Selon quelques historiens, le nom de ce cours d'eau pourrait être tiré du mot celtique bryo, qui signifie "couler". D'autres pensent qu'il dériverait des termes gaulois briga, voulant dire "hauteur", ou briva, "gué". D'autres encore n'écartent pas l'hypothèse que la graphie Bruyante, relevée dans la plupart des documents du XVe siècle, pourrait venir du patois normand bri, signifiant bruit. La forme Brillante viendrait de la légende qui veut que de l'or y aurait été trouvé ou de cette autre qui raconte que ce sont des bûcherons qui l'auraient appelée ainsi à cause des reflets du soleil qui s'y réfléchissaient. C'est cette orthographe qu'adopte Honoré de Balzac, venu dans notre ville en 1825 et 1828, où il situe plusieurs de ses romans, notamment La vieille fille dans lequel il mentionne notre rivière : "Le jardin d'environ un demi-arpent, est margé par la Brillante, ainsi nommée à cause des parcelles de mica qui paillettent son lit."
Un plan de 1745 montre que, parvenue à Alençon, la Briante longe les Châtelets et le faubourg de Lancrel avant de traverser le parc du château et d'atteindre ce dernier. C'est près de la tour couronnée qu'elle se divise en deux bras. Le bras majeur passe sous le pont de la rue de la Porte-de-la-Barre, longe les murs d'enceinte de la ville par les "fossés de la Barre", parcourt les terrains du centre hospitalier où il se jette dans la Sarthe.
Le bras mineur tourne autour de la tour couronnée, arrive au pont de l'entrée du château, circule sous la rue de la Chaussée et se divise de nouveau en deux bras après le pont. Le bras nord, appelé jadis "canal des tanneurs", coule sur les lieux de la place de la Halle-au-Blé et de la rue De-Lattre-de-Tassigny, plonge sous la Grande-Rue, se dirige à gauche pour traverser la rue du Pont-Neuf et entrer dans les jardins de la Providence, puis vire à droite pour se jeter dans la Sarthe. Quant au bras sud, dénommé "canal du vivier [de Mgr le comte]", il passe sous le pont de la rue des Filles-Sainte-Claire, longe l'arrière de la rue du Val-Noble, circule sous la Grande-Rue et rejoint la Sarthe près du pavillon Henri-II.

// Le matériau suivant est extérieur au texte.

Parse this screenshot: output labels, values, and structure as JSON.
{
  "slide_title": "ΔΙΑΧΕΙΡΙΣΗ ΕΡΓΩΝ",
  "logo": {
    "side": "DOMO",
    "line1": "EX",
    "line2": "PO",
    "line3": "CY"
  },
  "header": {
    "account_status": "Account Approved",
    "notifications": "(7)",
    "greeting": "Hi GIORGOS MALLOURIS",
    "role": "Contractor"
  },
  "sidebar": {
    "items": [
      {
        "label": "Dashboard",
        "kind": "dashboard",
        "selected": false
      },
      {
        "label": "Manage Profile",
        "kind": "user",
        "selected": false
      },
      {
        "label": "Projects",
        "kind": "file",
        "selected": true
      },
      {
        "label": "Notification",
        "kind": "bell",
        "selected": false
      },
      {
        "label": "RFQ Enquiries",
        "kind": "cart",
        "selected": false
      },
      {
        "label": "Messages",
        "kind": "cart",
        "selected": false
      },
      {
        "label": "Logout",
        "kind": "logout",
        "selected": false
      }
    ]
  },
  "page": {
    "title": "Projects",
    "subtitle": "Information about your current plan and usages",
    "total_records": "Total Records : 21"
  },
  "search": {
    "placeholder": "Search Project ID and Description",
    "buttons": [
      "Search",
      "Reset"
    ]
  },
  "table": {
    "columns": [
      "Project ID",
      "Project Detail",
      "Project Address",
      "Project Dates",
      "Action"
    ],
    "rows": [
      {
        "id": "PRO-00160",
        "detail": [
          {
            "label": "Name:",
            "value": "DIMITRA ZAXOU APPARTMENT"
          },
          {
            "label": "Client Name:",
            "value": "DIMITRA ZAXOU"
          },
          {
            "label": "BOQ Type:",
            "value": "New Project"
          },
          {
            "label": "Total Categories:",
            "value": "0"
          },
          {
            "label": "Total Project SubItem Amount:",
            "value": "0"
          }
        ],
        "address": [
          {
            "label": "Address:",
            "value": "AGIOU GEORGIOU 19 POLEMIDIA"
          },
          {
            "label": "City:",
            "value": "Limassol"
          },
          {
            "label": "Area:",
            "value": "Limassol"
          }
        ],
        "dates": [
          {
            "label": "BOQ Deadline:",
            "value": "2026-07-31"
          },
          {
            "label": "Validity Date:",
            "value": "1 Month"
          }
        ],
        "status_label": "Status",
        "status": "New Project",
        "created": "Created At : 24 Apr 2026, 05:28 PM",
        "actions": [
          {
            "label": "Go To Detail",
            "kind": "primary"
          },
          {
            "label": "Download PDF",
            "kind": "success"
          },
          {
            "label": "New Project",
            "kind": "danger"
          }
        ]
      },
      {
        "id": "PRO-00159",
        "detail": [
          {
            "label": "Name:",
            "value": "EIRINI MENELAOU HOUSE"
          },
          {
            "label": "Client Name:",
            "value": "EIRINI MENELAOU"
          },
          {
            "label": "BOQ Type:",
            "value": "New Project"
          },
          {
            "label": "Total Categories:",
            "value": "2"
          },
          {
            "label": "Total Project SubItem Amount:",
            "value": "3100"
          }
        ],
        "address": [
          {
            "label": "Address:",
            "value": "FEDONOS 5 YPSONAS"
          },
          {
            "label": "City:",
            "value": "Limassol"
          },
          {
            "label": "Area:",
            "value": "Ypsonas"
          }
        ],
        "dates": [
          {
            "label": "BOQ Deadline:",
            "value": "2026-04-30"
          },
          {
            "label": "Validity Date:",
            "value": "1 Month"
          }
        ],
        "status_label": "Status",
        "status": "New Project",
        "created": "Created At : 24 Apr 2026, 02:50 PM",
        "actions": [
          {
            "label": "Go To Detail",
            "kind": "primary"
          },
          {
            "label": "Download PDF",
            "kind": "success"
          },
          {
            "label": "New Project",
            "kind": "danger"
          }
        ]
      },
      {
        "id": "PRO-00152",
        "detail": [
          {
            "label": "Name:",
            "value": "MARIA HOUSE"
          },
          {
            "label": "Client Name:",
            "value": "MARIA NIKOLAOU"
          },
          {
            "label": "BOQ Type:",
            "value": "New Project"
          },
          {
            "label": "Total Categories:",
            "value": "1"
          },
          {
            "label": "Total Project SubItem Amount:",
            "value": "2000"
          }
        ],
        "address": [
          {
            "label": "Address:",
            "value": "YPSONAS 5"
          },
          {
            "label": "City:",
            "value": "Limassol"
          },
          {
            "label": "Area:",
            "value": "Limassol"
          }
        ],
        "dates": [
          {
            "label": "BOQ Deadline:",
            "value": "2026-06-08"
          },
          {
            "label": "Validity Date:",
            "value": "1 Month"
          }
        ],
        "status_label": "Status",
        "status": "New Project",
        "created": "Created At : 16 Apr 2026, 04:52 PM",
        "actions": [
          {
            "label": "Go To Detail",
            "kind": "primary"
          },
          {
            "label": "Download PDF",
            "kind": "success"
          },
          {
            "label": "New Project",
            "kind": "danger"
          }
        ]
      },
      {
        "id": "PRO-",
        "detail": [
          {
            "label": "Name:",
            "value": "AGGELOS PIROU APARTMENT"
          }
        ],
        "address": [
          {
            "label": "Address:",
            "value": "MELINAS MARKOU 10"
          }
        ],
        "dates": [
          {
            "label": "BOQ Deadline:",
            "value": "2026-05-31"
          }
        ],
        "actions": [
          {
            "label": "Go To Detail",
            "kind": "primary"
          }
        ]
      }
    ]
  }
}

Dans les siècles précédents, le cours de la Briante était davantage fractionné. Il donnait naissance à plusieurs îlots comme ceux du Jaglolay, entre les bras nord et sud, et de Herteault, placé entre la Grande-Rue et les remparts. Jusqu'en 1776, date de l'aménagement de la place Foch, un de ses bras, après le pont de la rue de Bretagne, traversait le site, alimentant un abreuvoir et desservant le moulin du château avant de rejoindre le pont de la rue de la Chaussée. Les eaux, qui se répandaient en entretenant un marécage, suivaient les contours ouest et sud des fortifications et s'étalaient en un plan d'eau situé à une centaine de mètres de la porte de la Barre.
Histoire
C'est en partie à la Briante qu'Alençon doit sa naissance vers le IVe siècle. Le confluent de celle-ci et de la Sarthe offrait des possibilités défensives avec ses zones marécageuses. C'est sur un petit plateau asséché, à 250 mètres du gué sur la Sarthe, à l'emplacement du carrefour des Étaux, au milieu d'un triangle formé de cette dernière et de deux bras de la Briante, que les premiers habitants s'installent entre les IVe et VIIIe siècles et que le premier château est probablement bâti au Xe siècle. Les bras des rivières, à cette époque, permettent une défense facile et la Briante joue alors un rôle historique en servant de protection au château qu'elle ceinture complètement en alimentant ses douves. La vocation défensive du cours d'eau a contribué à modeler les contours de la cité et, jusqu'au XVIIIe siècle, les bras coulant entre les rues aux Sieurs et du Val-Noble marquèrent la limite des quartiers Saint-Léonard et de Notre-Dame.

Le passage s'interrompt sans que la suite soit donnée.